The outlook for 2020 is looking to trend upwards, with a projected economic growth of 2.2% for the GCC, assuming that oil prices recover and spending on mega-projects and growth in non-hydrocarbon sectors continues. Monetary, fiscal, and structural policies being geared to expand the private non-oil sector GDP in the medium-term is expected to lend a boost to the economy of Saudi Arabia in 2020 to an estimated 2.2%. Although the Saudi Arabian Government is working to diversify the economy away from oil, it is also committed to leveraging its oil resources by focusing investment towards downstream activities such as oil refining and petrochemical production. Many projects are reliant on the Public Investment Fund (PIF) for financing, which itself should see a significant liquidity boost as a result of the initial public offering of Saudi Aramco. The non-oil private sector is also expected to receive a boost from the G20 summit in 2020, which is being hosted for the first time in the Middle East by Saudi Arabia. Ultimately, the growth of the global economy will be subject to the impact of trade tensions, geopolitical risks, as well as the outbreak of COVID-19, whose impacts are yet to be ascertained.

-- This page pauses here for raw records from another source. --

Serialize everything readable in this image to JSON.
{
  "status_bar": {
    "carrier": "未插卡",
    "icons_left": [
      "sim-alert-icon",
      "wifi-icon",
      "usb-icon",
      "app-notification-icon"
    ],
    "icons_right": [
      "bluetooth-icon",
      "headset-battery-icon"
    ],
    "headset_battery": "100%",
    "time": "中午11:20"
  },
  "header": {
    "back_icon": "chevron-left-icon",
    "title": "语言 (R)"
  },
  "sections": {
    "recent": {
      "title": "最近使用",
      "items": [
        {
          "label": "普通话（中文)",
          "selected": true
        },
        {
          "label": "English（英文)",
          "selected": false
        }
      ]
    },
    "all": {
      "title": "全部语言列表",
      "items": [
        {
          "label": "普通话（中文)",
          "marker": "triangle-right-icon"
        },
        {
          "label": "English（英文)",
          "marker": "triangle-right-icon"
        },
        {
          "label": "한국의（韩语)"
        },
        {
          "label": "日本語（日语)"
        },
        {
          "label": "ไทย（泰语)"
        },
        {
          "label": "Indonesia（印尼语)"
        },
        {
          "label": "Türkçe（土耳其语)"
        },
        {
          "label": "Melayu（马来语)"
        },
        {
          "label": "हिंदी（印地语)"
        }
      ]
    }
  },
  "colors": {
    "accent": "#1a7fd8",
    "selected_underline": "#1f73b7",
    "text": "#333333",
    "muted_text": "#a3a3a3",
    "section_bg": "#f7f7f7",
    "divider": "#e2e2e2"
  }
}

These external risks could also affect Saudi Arabia’s economy, along with rising geopolitical tensions and erratic oil price fluctuations.
Saudi banking sector
Total bank deposits in the Saudi banking sector increased by 7.3% in 2019, reaching SAR 1.795 trillion up from SAR 1.674 trillion in 2018. Demand deposits constituted 61.2% of the total and grew 5.6% year on year to SAR 1.099 trillion Savings and term deposits also saw a 13.2% year on year increase to SAR 501.67 billion. The banking sector’s aggregate income grew 5% to SAR 50.5 billion and aggregate assets increased by 10% to SAR 2.631 trillion. Money supply in the Saudi banking sector was boosted by the proceeds of Saudi Aramco’s initial public offering, and Saudi banks increased money lending during the year as a result of the government-backed mortgages programme. Growth was seen in Bank credit during the year, a 7.6% year on year increase to SAR 1.552 trillion, up from SAR 1.443 trillion in 2018. Long-term credit increased by 26.7% to SAR 634.64 billion by the end of 2019, while medium-term credit increased by 2.9% and short-term credit increased by 4.4%. The credit-deposit ratio for the year was recorded at 86.44%. However, credit demand is challenged by the operating environment and GDP growth – the economy is still highly dependent on oil, despite ongoing diversification efforts.